Opaque Petit Verdot 2015
The word ‘opaque’ means “impenetrable to light” and refers to the dark, inky, impenetrable color of our family’s Petit Verdot. Originally from Bordeaux, Petit Verdot is normally used for blending with other grapes, such as Cabernet Sauvignon and Merlot. We were so impressed by this wine from our estate vineyard in Paso Robles, that we bottled it without any blending. Along California’s Central Coast, the Paso Robles appellation of San Luis Obispo County provides an ideal climate for growing Petit Verdot. A dry climate with warm days allows from complete maturation of the grapes and create ripe fruit flavors. The maritime influence of the Pacific Ocean creates very cool nights, which preserve the natural acid balance of the grapes. The quality of the 2012 vintage was excellent. The weather was ideal with a long growing season that provided great “hang time” for the grapes. Winemakers Anthony Riboli and Arnaud Debons work closely with multiple vineyards from various districts within Paso Robles. All vineyard owners are long-term partners in this process. Each vineyard lot is fermented seperately to preserve the unique flavors of its terroir. After aging in French and American barrels for 24 months, our wine reveals ripe flavors of black plum and currant with accents of vanilla and dark chocolate. Structured tannins provide texture and depth with a lengthy finish. Enjoy the darkness!
Opaque means impenetrable to light and refers to the dark, inky, impenetrable color of our family’s award-winning wines. Our mission is to reveal the deep, dark, and bold flavors in every bottle.
The Riboli Family has made a steadfast commitment to producing the highest quality grapes from estate vineyards in two of the most prestigious regions along California’s central coast: Monterey and Paso Robles. Opaque Wines sourced from Paso Robles estate vineyards are meticulously farmed to yield grapes with concentrated flavors and aromas and our winemaking techniques create unique wines of the highest quality and character. They pay special attention to the cultivation of their vineyards, confident you’ll taste the fruits of their passion in the complexity of their wines.
Paso Robles has made a name for itself as a source of supple, powerful, fruit-driven wines. But with eleven smaller sub-AVAs, there is actually quite a bit of diversity to be found in this inland portion of California’s Central Coast.
Just east over the Santa Lucia Mountains from the chilly Pacific Ocean, lie the coolest in the region: Adelaida, Templeton Gap and (Paso Robles) Willow Creek Districts, as well as York Mountain AVA and Santa Margarita Ranch. These all experience more ocean fog, wind and precipitation compared to the rest of the Paso sub-appellations. The San Miguel, (Paso Robles) Estrella, (Paso Robles) Geneso, (Paso Robles) Highlands, El Pomar and Creston Districts, along with San Juan Creek, are the hotter, more western appellations of the greater Paso Robles AVA.
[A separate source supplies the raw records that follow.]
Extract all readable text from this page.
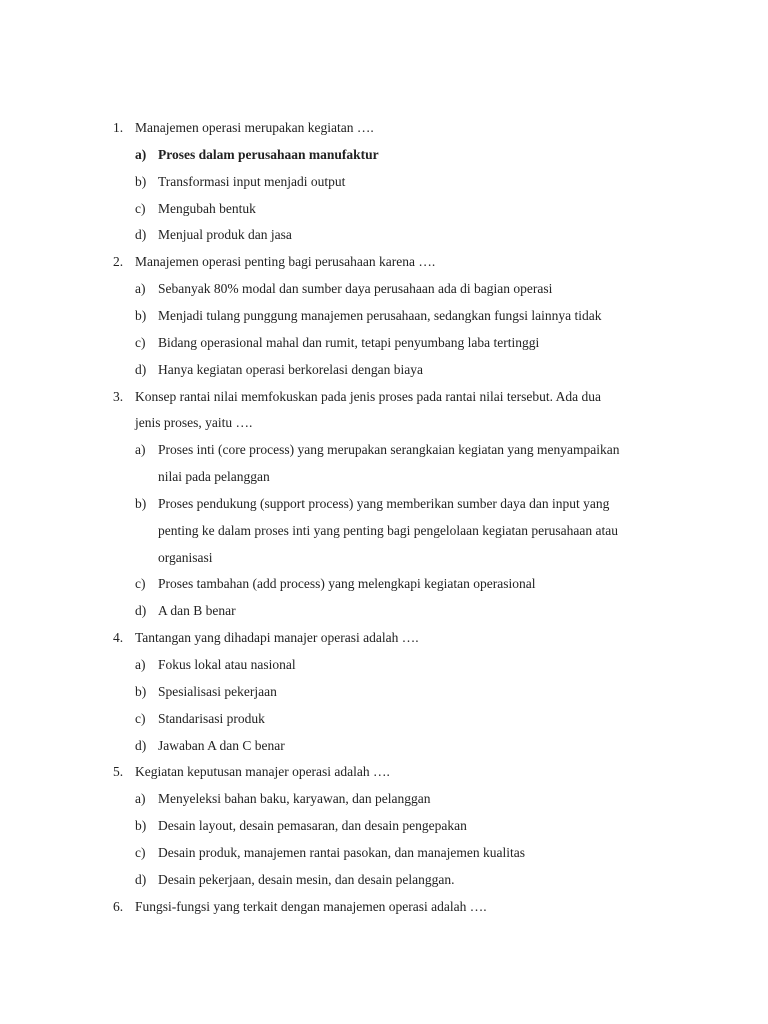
1. Manajemen operasi merupakan kegiatan ….
a) Proses dalam perusahaan manufaktur
b) Transformasi input menjadi output
c) Mengubah bentuk
d) Menjual produk dan jasa
2. Manajemen operasi penting bagi perusahaan karena ….
a) Sebanyak 80% modal dan sumber daya perusahaan ada di bagian operasi
b) Menjadi tulang punggung manajemen perusahaan, sedangkan fungsi lainnya tidak
c) Bidang operasional mahal dan rumit, tetapi penyumbang laba tertinggi
d) Hanya kegiatan operasi berkorelasi dengan biaya
3. Konsep rantai nilai memfokuskan pada jenis proses pada rantai nilai tersebut. Ada dua
jenis proses, yaitu ….
a) Proses inti (core process) yang merupakan serangkaian kegiatan yang menyampaikan
nilai pada pelanggan
b) Proses pendukung (support process) yang memberikan sumber daya dan input yang
penting ke dalam proses inti yang penting bagi pengelolaan kegiatan perusahaan atau
organisasi
c) Proses tambahan (add process) yang melengkapi kegiatan operasional
d) A dan B benar
4. Tantangan yang dihadapi manajer operasi adalah ….
a) Fokus lokal atau nasional
b) Spesialisasi pekerjaan
c) Standarisasi produk
d) Jawaban A dan C benar
5. Kegiatan keputusan manajer operasi adalah ….
a) Menyeleksi bahan baku, karyawan, dan pelanggan
b) Desain layout, desain pemasaran, dan desain pengepakan
c) Desain produk, manajemen rantai pasokan, dan manajemen kualitas
d) Desain pekerjaan, desain mesin, dan desain pelanggan.
6. Fungsi-fungsi yang terkait dengan manajemen operasi adalah ….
This is mostly red wine country, with Cabernet Sauvignon and Zinfandel standing out as the star performers. Other popular varieties include Merlot, Petite Sirah, Petit Verdot, Syrah, Grenache and Rhône blends, both red and white. There is a fairly uniform tendency here towards wines that are unapologetically bold and opulently fruit-driven, albeit with a surprising amount of acidity thanks to the region’s chilly nighttime temperatures.
Producing full-bodied, rustic and deeply colored reds, Petit Verdot is one of the original Bordeaux varieties. Its bold structure, color and aromatics allow it to make a significant difference in blends with Cabernet Sauvignon, Merlot, Malbec and Cabernet Franc—even in modest amounts. While it isn’t planted in Bordeaux in great quantities anymore, it is showing a small revival in well-tended vineyards there. Petit Verdot can also produce phenomenal single-varietal wines in the hotter and drier subregions of Australia, South America, California and Washington State.
In the Glass
Petit Verdot makes an intriguing wine with qualities of blackberry, plum, blueberry or black cherry as well as violets and dried sage. Its thick skins result in a highly structured wine with tannins ranging from smooth to grainy, which take well to oak aging.
Roasted pork or grilled lamb kabobs, as well as barbeque and Mole dishes are wonderful. Hard and salty cheeses such as Pecorino, Manchego or aged cheddar can make fun pairings alongside Petit Verdot.
Petit Verdot finds a happy home also in some regions of Spain and Portugal. It is well regarded in Spain’s Castilla-La Mancha and Catalunya as well as in in Portugal’s Alentejo where it blends well with the regions' indigenous varieties.